Mui's eyes went wide. He didn't understand all of it the coal, the politics, the weight of adult grief misplaced onto a child. But he understood that his brother's arms were around him, and that Leon meant every word.
He cried for a different reason this time.
"Don't let their words settle in you," Leon said, pulling back and looking at him with a small smile. "Now. Do you want more rice cakes?"
Mui's face transformed completely.
"Yes! More rice cakes!"
They were already laughing when the voices came from behind them.

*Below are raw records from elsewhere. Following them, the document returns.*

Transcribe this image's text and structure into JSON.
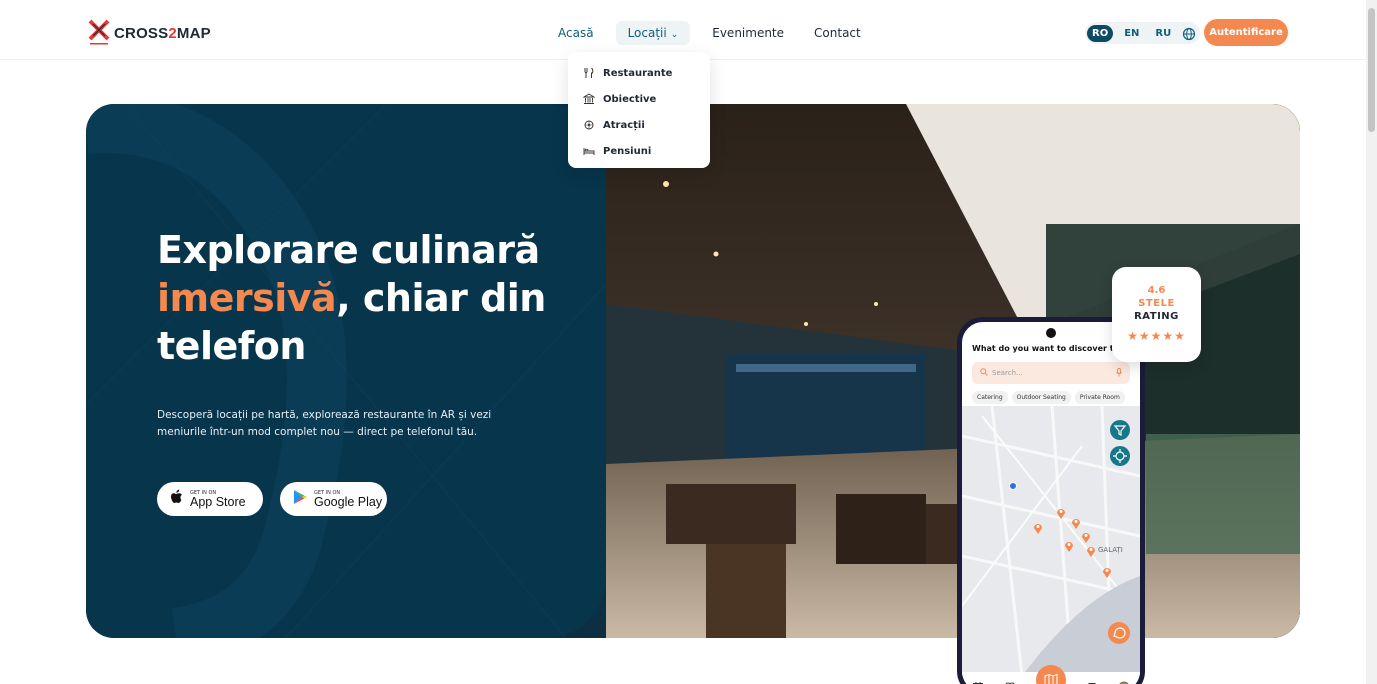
{
  "brand": {
    "name_part1": "CROSS",
    "name_part2": "2",
    "name_part3": "MAP"
  },
  "nav": {
    "items": [
      {
        "label": "Acasă"
      },
      {
        "label": "Locații"
      },
      {
        "label": "Evenimente"
      },
      {
        "label": "Contact"
      }
    ],
    "dropdown": [
      {
        "label": "Restaurante",
        "icon": "fork-knife-icon"
      },
      {
        "label": "Obiective",
        "icon": "landmark-icon"
      },
      {
        "label": "Atracții",
        "icon": "ferris-wheel-icon"
      },
      {
        "label": "Pensiuni",
        "icon": "bed-icon"
      }
    ]
  },
  "languages": {
    "items": [
      "RO",
      "EN",
      "RU"
    ],
    "selected": "RO"
  },
  "auth_button": "Autentificare",
  "hero": {
    "title_line1": "Explorare culinară",
    "title_accent": "imersivă",
    "title_rest": ", chiar din",
    "title_line3": "telefon",
    "description": "Descoperă locații pe hartă, explorează restaurante în AR și vezi meniurile într-un mod complet nou — direct pe telefonul tău.",
    "app_store": {
      "small": "GET IN ON",
      "big": "App Store"
    },
    "google_play": {
      "small": "GET IN ON",
      "big": "Google Play"
    }
  },
  "phone": {
    "question": "What do you want to discover today?",
    "search_placeholder": "Search...",
    "chips": [
      "Catering",
      "Outdoor Seating",
      "Private Room"
    ],
    "map_city": "GALAȚI"
  },
  "rating": {
    "value": "4.6",
    "unit": "STELE",
    "label": "RATING",
    "stars": "★★★★★"
  },
  "colors": {
    "accent": "#f5884e",
    "primary": "#07354c",
    "nav_active": "#0f5f7a"
  }
}
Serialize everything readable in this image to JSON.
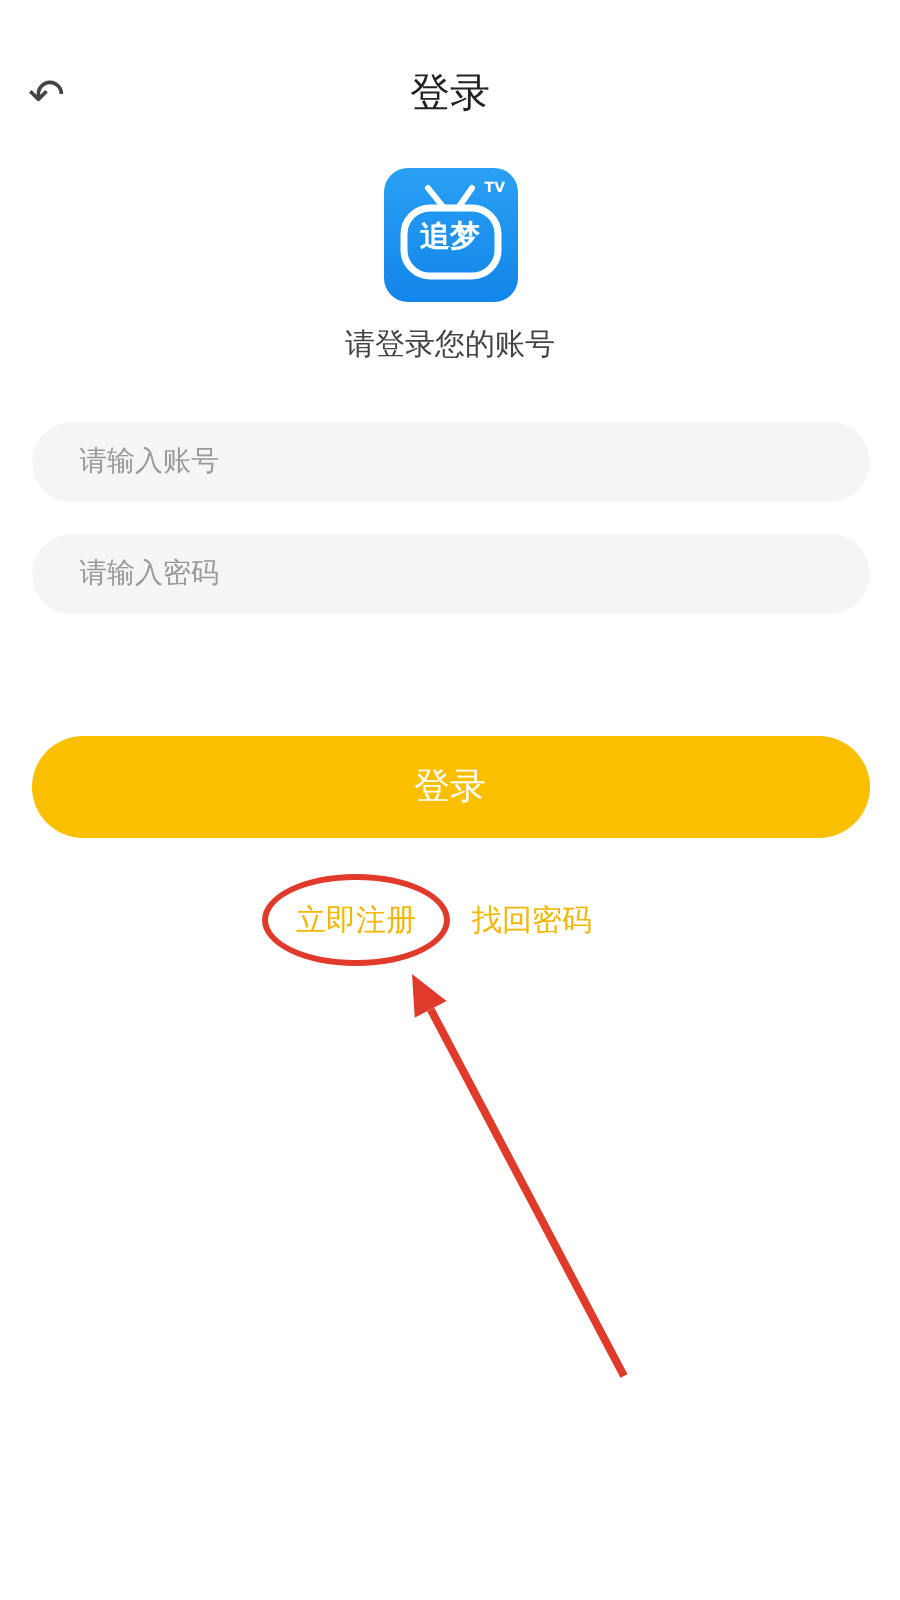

"Hey you forgot about us!"
Ryuuken stood at the corridor entrance with his arms crossed and an expression of theatrical betrayal, Rui beside him wearing a grin that suggested he found the whole situation funnier than he was letting on.
"Were you listening?" Leon asked, caught between annoyance and familiarity.
"A bit," Ryuuken admitted. "But that's not the point. Rice cakes."
"You're paying," Rui said to Leon immediately. "You're the richest."
Leon rolled his eyes. He didn't argue.
Little Mui looked at all of them his brother, these two loud friends who never once gave him the sharp gaze and felt something loosen in his chest that had been tight for as long as he could remember.
Together, they went to get rice cakes.